O redirecionamento das atenções também se mostrou na seleção para a copresidência do evento, que contou com personalidades como Lewis Hamilton, Colman Domingo, A$AP Rocky e Pharrell Williams, além da presença tradicional de Anna Wintour. O visual deles e de outras celebridades já foram comentados à exaustão, por isso, na coluna desta semana, viajaremos no tempo para compreender as origens e o impacto dessa estética para corpos negros e de sua visibilidade em um evento como o Met Gala.
Inicialmente, no século XVIII, as vestimentas elegantes eram impostas a homens negros como forma de distinção dos tidos como “escravos de luxo”. Contudo, a estratégia de dominação foi ressignificada e subvertida por eles naquele mesmo século, e passaram a utilizar a alfaiataria como instrumento de autoafirmação, expressão identitária e empoderamento diante da violência colonial em uma sociedade escravocrata.
Nesse tópico, Bárbara Copque, antropóloga visual, pós-doutora em Ciências Sociais e, por 10 anos, docente de Antropologia da Moda, defende que, considerando o momento de surgimento dessa estética, não se deve limitar a análise sobre o dandismo como uma estética branca europeia apropriada ou incorporada por corpos negros. Segundo ela, o dandismo deve ser entendido como uma reincorporação — por assimilação e transformação — de uma estética ancestral: “Como uma memória corporal,” disse a antropóloga.
Ainda sobre as origens da adoção dessa estética por pessoas negras, Bárbara destacou a espiritualidade, as necessidades políticas e as tradições como fundamentos para a construção do dandismo negro em um contexto de diáspora africana. E afirmou: “A aproximação estética com o dandismo fala mais de uma subversão, de uma afronta, de um protesto silencioso, do que qualquer outro pensamento.”

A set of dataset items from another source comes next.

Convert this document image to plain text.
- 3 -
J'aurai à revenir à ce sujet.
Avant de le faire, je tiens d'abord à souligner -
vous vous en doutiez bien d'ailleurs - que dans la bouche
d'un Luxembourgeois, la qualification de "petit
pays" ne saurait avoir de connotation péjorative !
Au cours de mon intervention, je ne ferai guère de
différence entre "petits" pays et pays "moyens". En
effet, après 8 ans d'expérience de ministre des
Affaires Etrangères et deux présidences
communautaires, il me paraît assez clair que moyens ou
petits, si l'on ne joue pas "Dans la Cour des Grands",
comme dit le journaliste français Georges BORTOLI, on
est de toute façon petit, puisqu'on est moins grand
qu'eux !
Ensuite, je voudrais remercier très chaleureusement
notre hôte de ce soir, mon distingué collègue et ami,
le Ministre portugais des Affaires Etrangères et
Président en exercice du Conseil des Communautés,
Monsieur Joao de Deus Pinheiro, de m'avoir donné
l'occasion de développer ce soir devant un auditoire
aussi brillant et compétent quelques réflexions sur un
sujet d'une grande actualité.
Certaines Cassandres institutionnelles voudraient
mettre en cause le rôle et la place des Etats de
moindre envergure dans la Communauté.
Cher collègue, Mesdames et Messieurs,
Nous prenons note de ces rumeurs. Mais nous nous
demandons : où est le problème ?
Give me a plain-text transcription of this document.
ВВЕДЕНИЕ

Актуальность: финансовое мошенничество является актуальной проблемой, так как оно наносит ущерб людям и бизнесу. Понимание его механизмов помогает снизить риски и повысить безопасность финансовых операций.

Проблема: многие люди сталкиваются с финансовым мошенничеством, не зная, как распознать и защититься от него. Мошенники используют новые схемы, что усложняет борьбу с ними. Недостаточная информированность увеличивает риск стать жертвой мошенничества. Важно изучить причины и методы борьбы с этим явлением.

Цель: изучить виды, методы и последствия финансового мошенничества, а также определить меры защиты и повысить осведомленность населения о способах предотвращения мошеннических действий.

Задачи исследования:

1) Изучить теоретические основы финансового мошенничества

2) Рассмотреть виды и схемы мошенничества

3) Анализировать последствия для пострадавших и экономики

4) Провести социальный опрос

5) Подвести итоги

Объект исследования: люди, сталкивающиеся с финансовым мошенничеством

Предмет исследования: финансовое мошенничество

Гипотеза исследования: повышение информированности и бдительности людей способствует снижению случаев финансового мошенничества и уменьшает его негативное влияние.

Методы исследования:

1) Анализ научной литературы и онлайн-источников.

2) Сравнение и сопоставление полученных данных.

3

Isso leva à compreensão da moda como um dispositivo de resistência. Nesse caso, o vestir-se elegantemente representa, segundo a professora, uma estratégia de sobrevivência e um ato político, que contribuiu fortemente para a autoafirmação social do negro. A antropóloga observa, inclusive, a roupa como uma espécie de armadura: “A roupa, investida de poderes mágicos — já que se constitui rica de simbolismo —, nos veste com o poder de enfrentamento,” ela afirma.
Ampliando a discussão para além da figura do dândi negro americano, a colunista propõe aqui uma reflexão acerca das manifestações do dandismo negro no Brasil. Observando com atenção os elementos que compõem essa estética, é difícil identificar outro contexto — no qual eles se façam tão presentes — que não na musicalidade afro-brasileira: por meio de personalidades como Pixinguinha, Cartola e Paulinho da Viola, e personagens do Carnaval como os próprios carnavalescos e Mestres-Sala.
Foto: Reprodução/Instagram

Além disso, a antropóloga Bárbara expandiu ainda mais o leque de referências, destacando Zé Pilintra como um dos nossos maiores dândis. Afinal, o terno de linho e o chapéu Panamá são referências constantes, tanto no vestuário de artistas negros nacionais quanto na espiritualidade afro-brasileira, e a associação é inevitável.
Assim, a combinação entre estética e música auxiliou na inserção e valorização da cultura negra na América pós-diáspora, e contribuiu para a visibilidade e valorização de corpos negros no imaginário social. Contudo, Bárbara reforça que não se pode afirmar uma ruptura de estereótipos racistas por meio desses dispositivos. Um exemplo da conservação do racismo foi o movimento que surgiu em resposta ao dandismo negro, ainda no século XVIII: as charges e caricaturas racistas e os espetáculos de “black face” para estereotipar e ridicularizar os dândis negros.
Apesar da presença do racismo velado — e, às vezes, nem tão velado assim — na sociedade, o dandismo segue subvertendo noções de raça, gênero e cultura, e munindo corpos negros de um instrumento de resistência às violências diárias. Por isso, reconhecer a importância dessa estética para essas comunidades é reconhecer a história e a força dos povos afro-americanos.